Eram dois modelos de tule. Um mais simples (que era exatamente o do modelo que eu tinha, mas que eu, sinceramente, não tinha gostado muito) e um com a trama mais juntinha. Apesar de ser quase o triplo do valor do primeiro, escolhi a outra opção (o primeiro custava R$ 0,90 o metro e o segundo, R$ 2,90). Como o vendedor tinha feito a conta com o primeiro, teria que levar 30 metros de tecido. Quando falei que queria o segundo, ele fez novamente a conta. Aí mencionei meio sem querer: “Este aqui é uma imitação de voil, né?”, ao que ele respondeu: “Mas se você levasse voil sairia mais barato do que levar este tule”. “Ah, é?”, disse eu com o olho arregalado. Pois é. Voil tem largura maior, por isso, preciso de menos tecido, o que deixou a minha compra mais barata. Mais de R$ 10,00 mais barata, by the way.

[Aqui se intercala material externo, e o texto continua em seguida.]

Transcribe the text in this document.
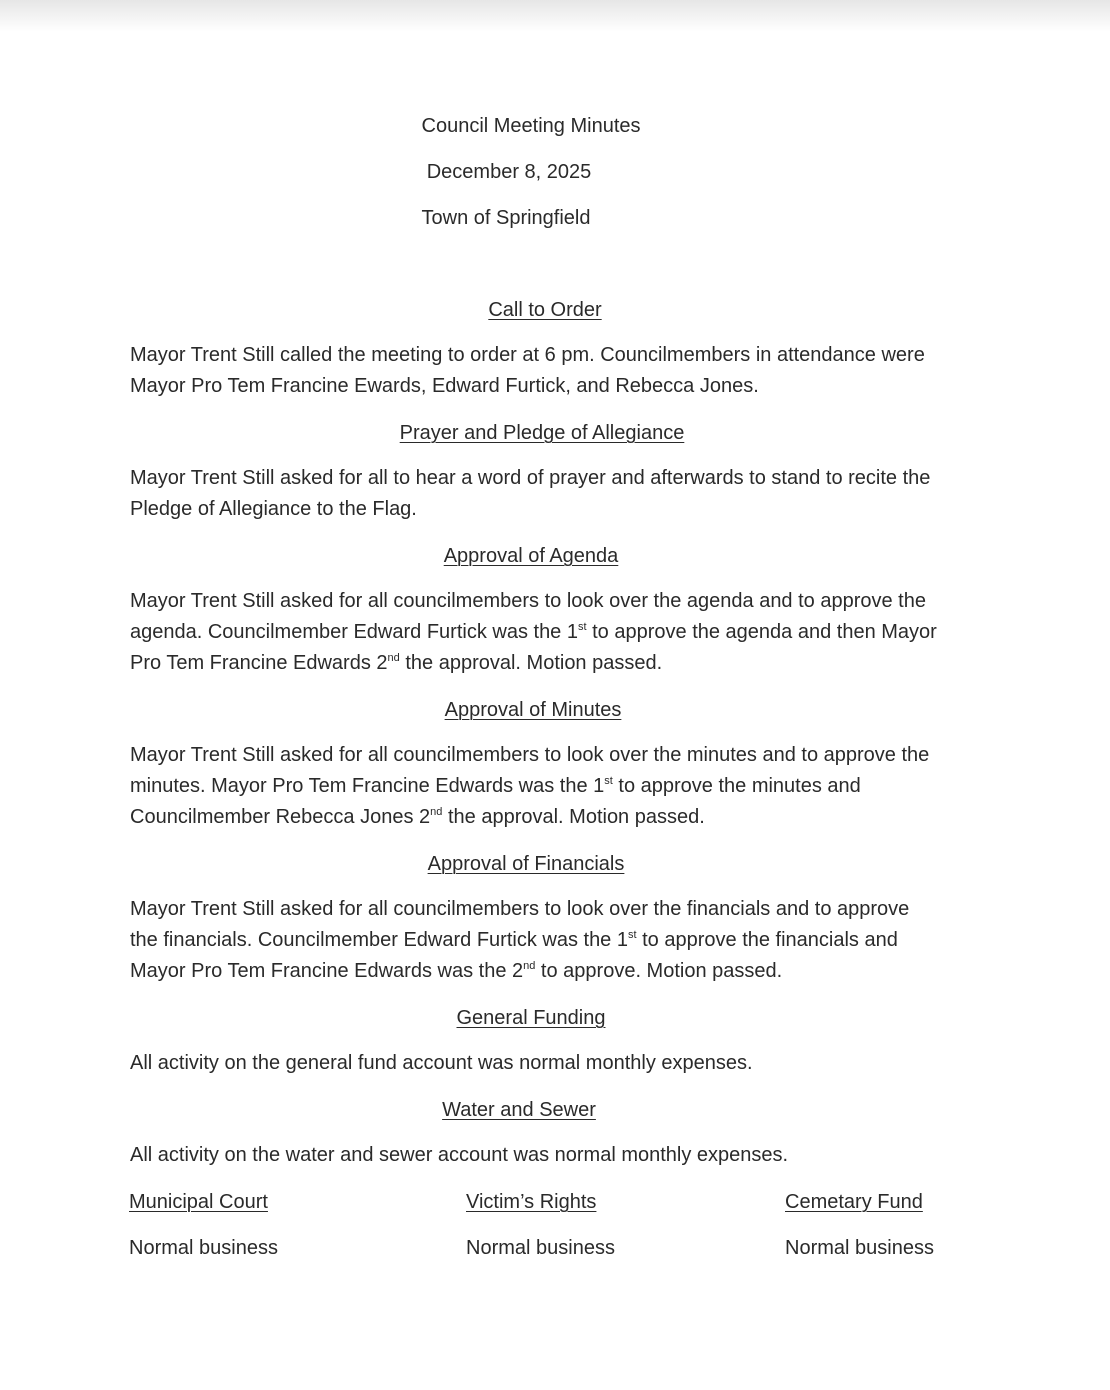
Council Meeting Minutes

December 8, 2025

Town of Springfield

Call to Order

Mayor Trent Still called the meeting to order at 6 pm. Councilmembers in attendance were
Mayor Pro Tem Francine Ewards, Edward Furtick, and Rebecca Jones.

Prayer and Pledge of Allegiance

Mayor Trent Still asked for all to hear a word of prayer and afterwards to stand to recite the
Pledge of Allegiance to the Flag.

Approval of Agenda

Mayor Trent Still asked for all councilmembers to look over the agenda and to approve the
agenda. Councilmember Edward Furtick was the 1st to approve the agenda and then Mayor
Pro Tem Francine Edwards 2nd the approval. Motion passed.

Approval of Minutes

Mayor Trent Still asked for all councilmembers to look over the minutes and to approve the
minutes. Mayor Pro Tem Francine Edwards was the 1st to approve the minutes and
Councilmember Rebecca Jones 2nd the approval. Motion passed.

Approval of Financials

Mayor Trent Still asked for all councilmembers to look over the financials and to approve
the financials. Councilmember Edward Furtick was the 1st to approve the financials and
Mayor Pro Tem Francine Edwards was the 2nd to approve. Motion passed.

General Funding

All activity on the general fund account was normal monthly expenses.

Water and Sewer

All activity on the water and sewer account was normal monthly expenses.

Municipal Court	Victim’s Rights	Cemetary Fund

Normal business	Normal business	Normal business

Já lotado de sacolas, com o tecido em mãos e pensando que eu teria que voltar SÓ para comprar fita de cetim branca nº1 (para fechar o saquinho – e a fita tem que ser colocada antes da costura!), respirei fundo e voltei mais alguns metros para achar algum armarinho aberto. Só que já passava das 18h e, claro, as lojas já estavam fechadas. Exceto pelo lotadissíssimo do Armarinhos Fernando. E lá fui eu. Com mil sacolas nas mãos, achei um carrinho. E o carrinho estava quebrado. Fiquei um tempo infinito tentando achar outro carrinho e as fitas que eu queria. E não achava. Pensei até em comprar mais fitas de cetim largas (aí acabei fazendo contas e descobrindo que talvez eu tenha feito um péssimo negócio comprando a fita com a largura que eu comprei. Se a fita com 0,50cm de largura custa em média 5 reais, por que a fita com 0,70 cm de largura custa 10 reais? Não é meio doido? Dois rolos de 0,50 cm custam o mesmo que um rolo de 0,70 cm. Mas é melhor não pensar muito nisso agora… Já estão compradas. Agora é só torcer para não precisar comprar mais… Porque, se tiver, vou gastar uma pequena fortuna, ou diminuir a largura da fita).

Ainda precisava achar: papel metier (não tinha), palito de sorvete largo (claro que não tinha) e mini prendedor (mais óbvia ainda a resposta). Cheia de sacolas, subi e desci escadas, atravessei corredores, esbarrei em muita gente e derrubei algumas coisinhas que não quebravam (graças a Deus). Até desistir e ir pagar e, finalmente, ir embora para casa.

Bom, esta foi a minha aventura. Mas, no fim, valeu a pena.